Monday, March 25, 2013

Video optimization 2013: Executive summary





Video accounts for over 50% of overall data traffic in mobile networks in 2013 and its compounded annual growth rate is projected at 75% over the next 5 years. Over 85% of the video traffic is generated by OTT properties and mobile network operators are struggling to accommodate the demand in a profitable fashion. New business models are starting to emerge, together with KPIs and technologies such as video optimization to manage, control and monetize OTT video traffic. This is the backdrop for this report



In September of 2012, Jens Schulte-Bockum, CEO Vodafone Germany shocked the industry in announcing that the 10% of their customer base who have elected to shift to their LTE network had a fundamentally different usage pattern than their 3G counterparts:
Voice, text, other messaging and data - everything that makes money for us - uses less than 15%. The bit that doesn’t make money uses 85% of the capacity. Clearly we are thinking about how we can monetise that. ”
“The bit that does not make money for us” is mobile OTT video.
The Bundesnetzagentur (BNetzA) Germany’s telecom regulator has mandated that the roll out of LTE be first in rural areas, before covering urban centres, thus ensuring a quasi 100% geographical coverage at launch.

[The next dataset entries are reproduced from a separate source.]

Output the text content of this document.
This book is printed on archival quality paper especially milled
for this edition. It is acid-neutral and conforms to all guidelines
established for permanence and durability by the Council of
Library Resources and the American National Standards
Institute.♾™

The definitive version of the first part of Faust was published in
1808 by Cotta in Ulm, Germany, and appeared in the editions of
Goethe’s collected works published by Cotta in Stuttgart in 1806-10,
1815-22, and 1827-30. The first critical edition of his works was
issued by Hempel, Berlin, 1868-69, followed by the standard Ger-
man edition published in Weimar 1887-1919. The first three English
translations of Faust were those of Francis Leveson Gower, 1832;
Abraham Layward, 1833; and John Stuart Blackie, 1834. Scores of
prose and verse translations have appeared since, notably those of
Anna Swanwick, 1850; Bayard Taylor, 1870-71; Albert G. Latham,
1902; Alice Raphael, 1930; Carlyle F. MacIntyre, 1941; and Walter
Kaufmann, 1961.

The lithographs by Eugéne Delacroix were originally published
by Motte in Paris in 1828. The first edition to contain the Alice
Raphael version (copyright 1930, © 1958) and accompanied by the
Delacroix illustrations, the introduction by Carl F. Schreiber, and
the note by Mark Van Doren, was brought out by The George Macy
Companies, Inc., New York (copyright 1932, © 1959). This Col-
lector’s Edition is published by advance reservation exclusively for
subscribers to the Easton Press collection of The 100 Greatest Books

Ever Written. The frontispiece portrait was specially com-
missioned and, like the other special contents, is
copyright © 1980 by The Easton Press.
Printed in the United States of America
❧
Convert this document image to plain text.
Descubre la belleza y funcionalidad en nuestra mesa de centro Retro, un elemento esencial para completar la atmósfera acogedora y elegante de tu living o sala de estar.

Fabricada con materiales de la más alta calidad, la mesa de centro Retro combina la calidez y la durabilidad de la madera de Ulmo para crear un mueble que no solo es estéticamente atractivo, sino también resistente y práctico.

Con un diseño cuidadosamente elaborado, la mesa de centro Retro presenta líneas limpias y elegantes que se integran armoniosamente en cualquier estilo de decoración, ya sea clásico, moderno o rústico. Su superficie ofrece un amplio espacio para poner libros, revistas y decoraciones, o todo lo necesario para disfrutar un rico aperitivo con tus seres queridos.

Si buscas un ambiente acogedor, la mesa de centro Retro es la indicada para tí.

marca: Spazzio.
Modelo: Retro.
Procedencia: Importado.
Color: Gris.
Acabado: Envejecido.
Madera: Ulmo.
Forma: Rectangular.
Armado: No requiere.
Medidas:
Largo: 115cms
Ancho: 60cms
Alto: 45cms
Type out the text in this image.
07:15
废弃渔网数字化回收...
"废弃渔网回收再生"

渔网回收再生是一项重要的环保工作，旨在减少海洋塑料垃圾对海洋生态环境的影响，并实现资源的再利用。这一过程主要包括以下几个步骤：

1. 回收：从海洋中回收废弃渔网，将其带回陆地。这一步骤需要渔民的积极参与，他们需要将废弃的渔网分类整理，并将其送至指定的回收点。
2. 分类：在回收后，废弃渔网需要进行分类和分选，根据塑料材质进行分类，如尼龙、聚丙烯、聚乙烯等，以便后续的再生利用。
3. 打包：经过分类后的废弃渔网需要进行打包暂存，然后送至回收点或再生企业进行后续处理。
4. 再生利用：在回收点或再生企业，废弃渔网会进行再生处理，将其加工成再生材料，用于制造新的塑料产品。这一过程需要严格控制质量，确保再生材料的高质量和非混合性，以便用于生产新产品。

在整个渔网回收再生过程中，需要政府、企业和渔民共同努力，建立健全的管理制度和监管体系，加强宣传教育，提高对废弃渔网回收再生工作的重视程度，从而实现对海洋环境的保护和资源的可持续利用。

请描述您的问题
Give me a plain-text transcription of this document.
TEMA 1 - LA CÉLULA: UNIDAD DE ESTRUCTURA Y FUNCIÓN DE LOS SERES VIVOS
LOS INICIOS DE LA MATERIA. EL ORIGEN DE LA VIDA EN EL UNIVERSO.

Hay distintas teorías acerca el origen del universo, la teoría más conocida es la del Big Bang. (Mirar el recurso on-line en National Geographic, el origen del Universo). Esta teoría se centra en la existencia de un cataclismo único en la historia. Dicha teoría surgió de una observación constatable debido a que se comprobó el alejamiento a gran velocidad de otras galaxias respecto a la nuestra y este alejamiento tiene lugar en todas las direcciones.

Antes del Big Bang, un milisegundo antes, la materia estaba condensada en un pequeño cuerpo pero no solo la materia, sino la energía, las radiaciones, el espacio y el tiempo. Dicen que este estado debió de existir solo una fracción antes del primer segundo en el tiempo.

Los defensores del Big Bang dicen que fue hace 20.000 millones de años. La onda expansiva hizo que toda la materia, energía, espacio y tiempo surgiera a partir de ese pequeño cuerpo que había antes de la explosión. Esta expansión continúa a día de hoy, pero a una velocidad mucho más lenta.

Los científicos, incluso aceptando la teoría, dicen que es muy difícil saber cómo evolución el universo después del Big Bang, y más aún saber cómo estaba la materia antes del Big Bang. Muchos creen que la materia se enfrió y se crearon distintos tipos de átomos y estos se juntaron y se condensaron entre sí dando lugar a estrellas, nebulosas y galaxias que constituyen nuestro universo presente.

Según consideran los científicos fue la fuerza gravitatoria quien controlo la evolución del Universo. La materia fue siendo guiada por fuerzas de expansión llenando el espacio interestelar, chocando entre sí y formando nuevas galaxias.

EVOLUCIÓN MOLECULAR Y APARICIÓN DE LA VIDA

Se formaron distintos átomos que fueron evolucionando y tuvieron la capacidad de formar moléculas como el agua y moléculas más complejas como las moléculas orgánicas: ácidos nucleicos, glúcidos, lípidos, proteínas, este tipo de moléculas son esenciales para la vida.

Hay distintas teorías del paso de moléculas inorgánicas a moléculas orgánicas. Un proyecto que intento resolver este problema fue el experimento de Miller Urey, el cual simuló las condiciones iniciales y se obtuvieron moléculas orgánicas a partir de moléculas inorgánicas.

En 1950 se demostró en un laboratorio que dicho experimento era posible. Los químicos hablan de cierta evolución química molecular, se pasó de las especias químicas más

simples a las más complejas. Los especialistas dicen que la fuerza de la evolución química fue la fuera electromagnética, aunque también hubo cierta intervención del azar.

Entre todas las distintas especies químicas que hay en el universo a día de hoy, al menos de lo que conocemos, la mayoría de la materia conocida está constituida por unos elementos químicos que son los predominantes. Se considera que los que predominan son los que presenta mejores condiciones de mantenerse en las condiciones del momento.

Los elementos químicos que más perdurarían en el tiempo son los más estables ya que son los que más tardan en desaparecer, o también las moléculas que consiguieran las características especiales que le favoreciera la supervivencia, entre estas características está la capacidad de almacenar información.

While many point out that the 85% of video transiting through the 4G network are a manifestation of cord cutting, it is not the exclusive use and remains a valid LTE use case.
2012 was the first year video was responsible for over half of global mobile data traffic. Over 85% of that video traffic is OTT, generating little revenue for mobile network operators.
As 4G deployments roll out across the globe, many network operators had envisioned that this additional capacity was sufficient to bridge the video traffic growth, allowing enough headroom for the creation and roll-out of new services. The exponential growth of video usage, encouraged by the increasing penetration of large screen devices, the introduction of higher definition content and the growth in adaptive streaming technology, is not likely to abate. It looks like by the time LTE has reached mass market penetration, many networks will find themselves still congested, with an unbalance cost / revenue structure due to the predominance of OTT video.
In reaction to this threat, many mobile network operators transitioned generous unlimited data plans to more granular charging methods, oftentimes implementing throttling and caps to reduce unprofitable traffic growth. These methods were implemented with various results but little success in monetizing OTT video traffic without alienating the consumer.
New technologies have made their debut, such as small cells, heterogeneous network management, traffic offload, edge caching, edge packaging, traffic shaping, cloud-based virtualized network functions… and new business models are starting to emerge, reinventing relationships between network operators, content providers, and device manufacturers.
Video optimization in 2013 is a mature market segment, deployed in over 150 networks globally, it has generated over $260m in 2012 and is projected to generate close to $390m in 2013. Video optimization was, in its first instance sold as a means to reduce video volume, thus potentially deferring investment costs for network build out. It was a wrong assumption, as most deployments in congested networks saw no reduction in volume and little deferment of investment. In most case, the technology allowed more users to occupy the network in congested areas. A new generation of products and vendors are starting to emerge, to manage the video experience in a more nimble, granular fashion.
{Core Analysis} believe that video optimization will continue to be deployed in most networks as a means to control and manage the video traffic.